Thursday, August 23, 2007

psyched out

I stumbled upon this...

The earlier portions made me think about how I always feel I need to "fix myself" before I can move on with life or be happy with myself. I've fallen prey to this psychotherapy culture too, and I'm "normal" and haven't had a psychotherapist since I was 12 or any kind of head doctor for the last 3 years. (I had a neurologist I used to go to for AD/HD treatment.)

Perhaps it will be good for me if I can get back to my roots as a social being and focus more on the joy and meaning of producing things to share with the world than on my own self and its various hang-ups. If there's an obstacle, I can navigate around it, rather than getting obsessed with whether I can fix it for all time and then giving up on everything valuable and perhaps even on value itself when I find that I can't fix it for all time.

After all, if "autism" is orignally supposed to mean being overly withdrawn into the self, then doesn't that mean that we "non-autistics" are supposed to be focused on the world outside the self? Or are we supposed to focus on ourselves so that we have no energy or motivation left to focus on the BS that's happening in the interpersonal world at all levels, or on sharing our joys and interests with others without thinking or caring about whether it has therapeutic value for ourselves?
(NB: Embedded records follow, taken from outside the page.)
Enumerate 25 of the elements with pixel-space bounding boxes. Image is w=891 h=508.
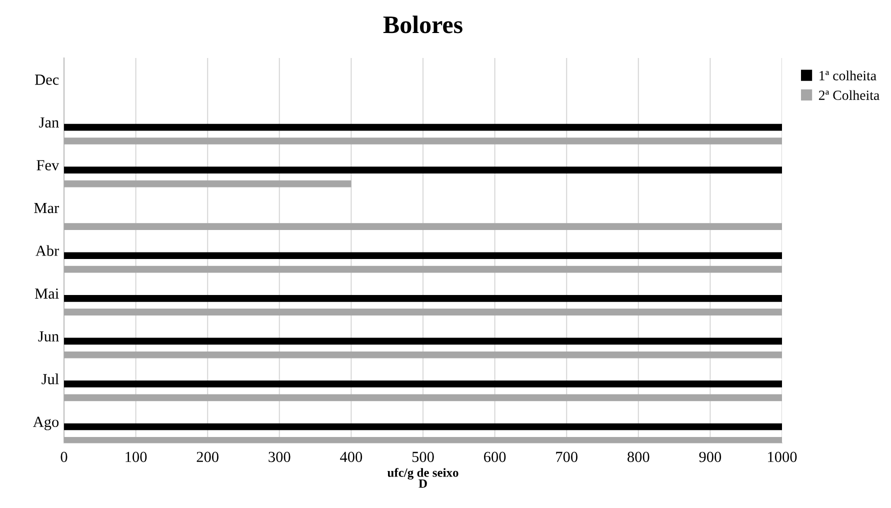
x-tick-label: 500 bbox=[412, 452, 434, 462]
y-tick-label: Mai bbox=[34, 288, 59, 299]
x-tick-label: 700 bbox=[556, 452, 578, 462]
y-tick-label: Jan bbox=[39, 117, 59, 128]
x-tick-label: 300 bbox=[268, 452, 290, 462]
x-tick-label: 800 bbox=[628, 452, 650, 462]
legend-label: 2ª Colheita bbox=[818, 90, 880, 100]
x-tick-label: 100 bbox=[126, 452, 147, 462]
x-tick-label: 200 bbox=[196, 452, 218, 462]
chart-title: Bolores bbox=[383, 16, 462, 34]
x-axis-title: ufc/g de seixo bbox=[387, 468, 458, 480]
y-tick-label: Jul bbox=[42, 374, 59, 384]
x-tick-label: 400 bbox=[340, 452, 362, 462]
y-tick-label: Ago bbox=[32, 416, 59, 430]
legend-label: 1ª colheita bbox=[820, 70, 876, 80]
y-tick-label: Abr bbox=[36, 245, 60, 256]
x-tick-label: 1000 bbox=[768, 452, 797, 462]
x-tick-label: 0 bbox=[60, 452, 68, 462]
text: D bbox=[418, 479, 427, 488]
y-tick-label: Dec bbox=[34, 74, 59, 85]
y-tick-label: Mar bbox=[34, 203, 60, 214]
y-tick-label: Jun bbox=[38, 331, 59, 342]
y-tick-label: Fev bbox=[36, 160, 60, 170]
x-tick-label: 600 bbox=[484, 452, 506, 462]
x-tick-label: 900 bbox=[699, 452, 722, 462]
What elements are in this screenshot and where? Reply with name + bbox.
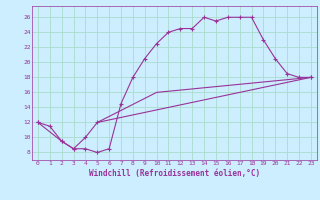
X-axis label: Windchill (Refroidissement éolien,°C): Windchill (Refroidissement éolien,°C)	[89, 169, 260, 178]
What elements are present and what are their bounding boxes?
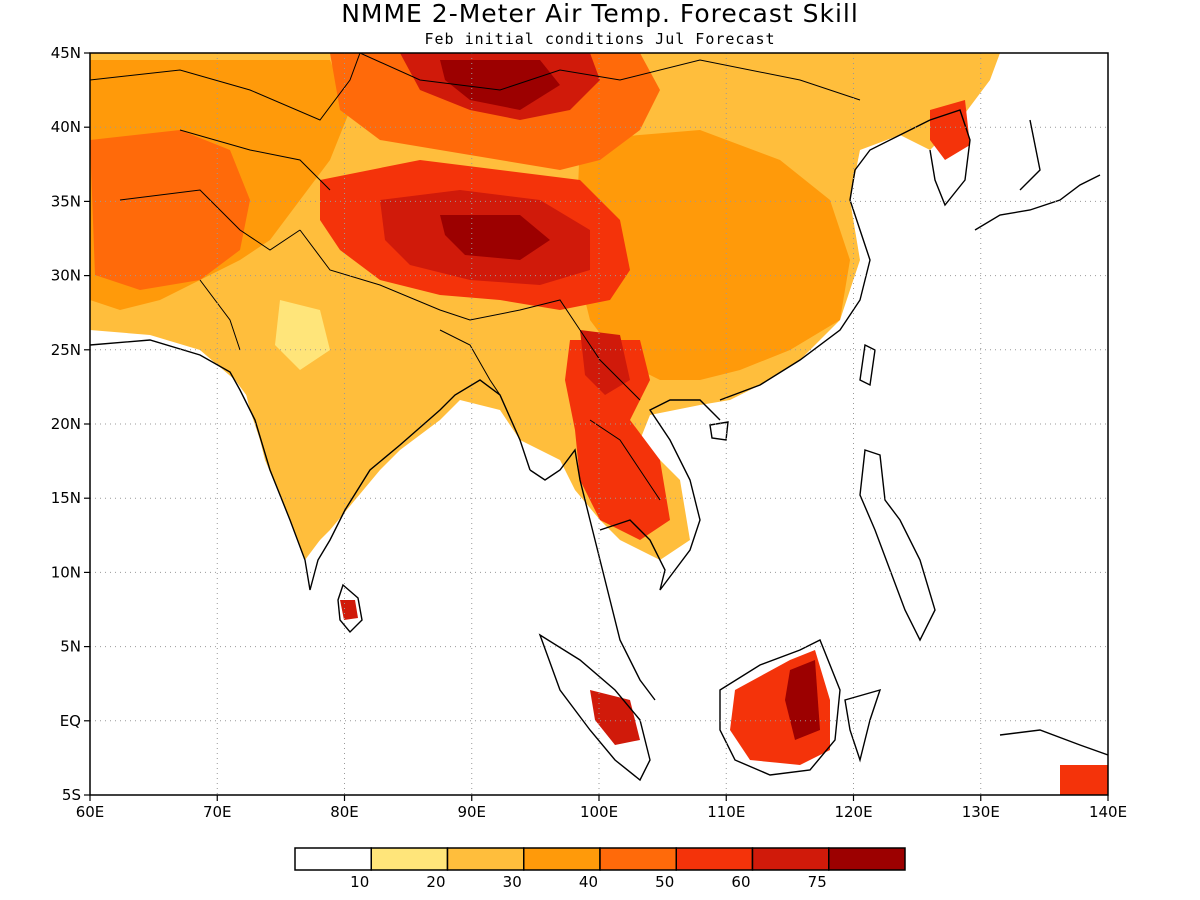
skill-region-india-low [275,300,330,370]
skill-region-tibet-peak [440,215,550,260]
lat-tick-label: 5S [62,786,81,804]
colorbar-label: 30 [503,873,522,891]
colorbar-label: 60 [731,873,750,891]
lon-tick-label: 60E [76,803,105,821]
lon-tick-label: 120E [834,803,872,821]
colorbar-swatch [599,847,677,871]
skill-region-china [575,130,850,380]
lon-tick-label: 70E [203,803,232,821]
colorbar-swatch [446,847,525,871]
border-mongolia [359,53,861,101]
coastline-taiwan [859,343,876,387]
border-central-asia [90,53,361,251]
map-area [90,53,1108,795]
skill-region-myanmar [580,330,630,395]
colorbar-swatch [370,847,449,871]
coastline-new-guinea [999,729,1108,756]
skill-shading [90,53,1108,795]
lat-tick-label: 40N [51,118,81,136]
border-himalaya [299,229,581,331]
border-indochina [579,329,661,501]
skill-region-mongolia-peak [440,60,560,110]
coastline-hainan [709,421,729,441]
colorbar-label: 40 [579,873,598,891]
coastline-china [719,119,931,401]
colorbar-swatch [523,847,601,871]
longitude-axis: 60E 70E 80E 90E 100E 110E 120E 130E 140E [76,795,1127,821]
lat-tick-label: 15N [51,489,81,507]
page-subtitle: Feb initial conditions Jul Forecast [424,30,775,48]
coastline-sumatra [538,633,651,782]
coastline-sulawesi [844,688,882,763]
latitude-axis: 45N 40N 35N 30N 25N 20N 15N 10N 5N EQ 5S [51,44,90,804]
lat-tick-label: EQ [60,712,81,730]
colorbar-swatch [294,847,372,871]
skill-region-sumatra [590,690,640,745]
skill-region-sri-lanka [340,600,358,620]
lon-tick-label: 110E [707,803,745,821]
coastline-sri-lanka [337,583,363,634]
lon-tick-label: 140E [1089,803,1127,821]
colorbar-label: 50 [655,873,674,891]
coastline-philippines [859,449,936,642]
skill-region-new-guinea [1060,765,1108,795]
colorbar-swatch [675,847,754,871]
lon-tick-label: 80E [330,803,359,821]
coastline-india [90,339,531,591]
page-title: NMME 2-Meter Air Temp. Forecast Skill [341,0,859,28]
coastline-korea [929,109,971,207]
country-borders [90,53,861,501]
lon-tick-label: 130E [962,803,1000,821]
lat-tick-label: 10N [51,563,81,581]
border-south-asia [199,279,501,396]
lat-tick-label: 30N [51,267,81,285]
lat-tick-label: 35N [51,192,81,210]
gridlines [90,53,1108,795]
skill-region-india [230,300,445,560]
skill-region-west-asia [90,130,250,290]
lon-tick-label: 100E [580,803,618,821]
coastline-indochina [529,399,721,701]
colorbar-swatch [828,847,906,871]
coastline-borneo [719,639,841,776]
colorbar-swatch [751,847,830,871]
colorbar: 10 20 30 40 50 60 75 [294,847,906,891]
skill-region-indochina [565,340,670,540]
colorbar-label: 20 [426,873,445,891]
skill-region-korea [930,100,970,160]
coastline-japan [974,119,1101,231]
lat-tick-label: 5N [60,638,81,656]
coastlines [90,109,1108,782]
lat-tick-label: 20N [51,415,81,433]
lat-tick-label: 25N [51,341,81,359]
colorbar-label: 75 [808,873,827,891]
skill-region-borneo-core [785,660,820,740]
lat-tick-label: 45N [51,44,81,62]
colorbar-label: 10 [350,873,369,891]
lon-tick-label: 90E [457,803,486,821]
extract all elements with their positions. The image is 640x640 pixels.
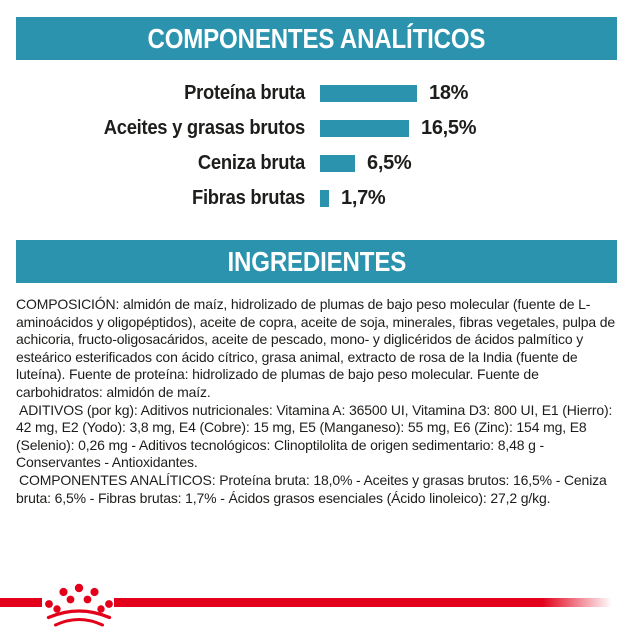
analytical-components-header: COMPONENTES ANALÍTICOS <box>16 17 617 60</box>
chart-value-label: 18% <box>429 82 469 104</box>
additives-paragraph: ADITIVOS (por kg): Aditivos nutricionale… <box>16 401 613 471</box>
chart-value-label: 16,5% <box>421 117 477 139</box>
ingredients-header: INGREDIENTES <box>16 240 617 283</box>
chart-row: Ceniza bruta 6,5% <box>0 146 640 181</box>
chart-category-label: Proteína bruta <box>184 82 305 104</box>
chart-value-label: 1,7% <box>341 187 386 209</box>
chart-bar <box>320 155 355 172</box>
royal-canin-crown-icon <box>44 581 114 628</box>
analytical-constituents-paragraph: COMPONENTES ANALÍTICOS: Proteína bruta: … <box>16 471 607 506</box>
chart-bar <box>320 120 409 137</box>
chart-row: Proteína bruta 18% <box>0 76 640 111</box>
chart-row: Aceites y grasas brutos 16,5% <box>0 111 640 146</box>
chart-bar <box>320 190 329 207</box>
analytical-components-title: COMPONENTES ANALÍTICOS <box>147 22 486 54</box>
red-divider-line-left <box>0 598 42 607</box>
composition-paragraph: COMPOSICIÓN: almidón de maíz, hidrolizad… <box>16 296 616 400</box>
red-divider-line-right <box>114 598 612 607</box>
chart-category-label: Fibras brutas <box>192 187 305 209</box>
ingredients-title: INGREDIENTES <box>227 245 406 277</box>
chart-value-label: 6,5% <box>367 152 412 174</box>
ingredients-text-block: COMPOSICIÓN: almidón de maíz, hidrolizad… <box>16 296 620 507</box>
chart-category-label: Ceniza bruta <box>197 152 305 174</box>
chart-bar <box>320 85 417 102</box>
chart-category-label: Aceites y grasas brutos <box>103 117 306 139</box>
analytical-components-chart: Proteína bruta 18% Aceites y grasas brut… <box>0 76 640 216</box>
chart-row: Fibras brutas 1,7% <box>0 181 640 216</box>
Even we "normal people" are encouraged to think about ourselves as ill and in need of cures for all our little neurotic hang-ups and bumps on the road of life, apparently so hucksters can exploit us and trick us into thinking that their wares are improving our lives. Before long, there could very well be a DSM diagnosis for everyone. And then the Scientologists will still be there like they are now, hoping to rope people into their own brand of "mental health" fraud (the notion that development in their religion will expel the alien ghosts that cause mental distress from your body) by pointing out the endless absurdity of mainstream psychology. Hucksters and their attempts at convincing people they need something for a happy life that only they can offer just keep proliferating endlessly. Heck, by the time we reach the dystopian age where everyone has a DSM diagnosis, maybe everyone will be a professional huckster as well.

"I'm not just the president of the Psychotherapy Club for Suckers, I'm also a client."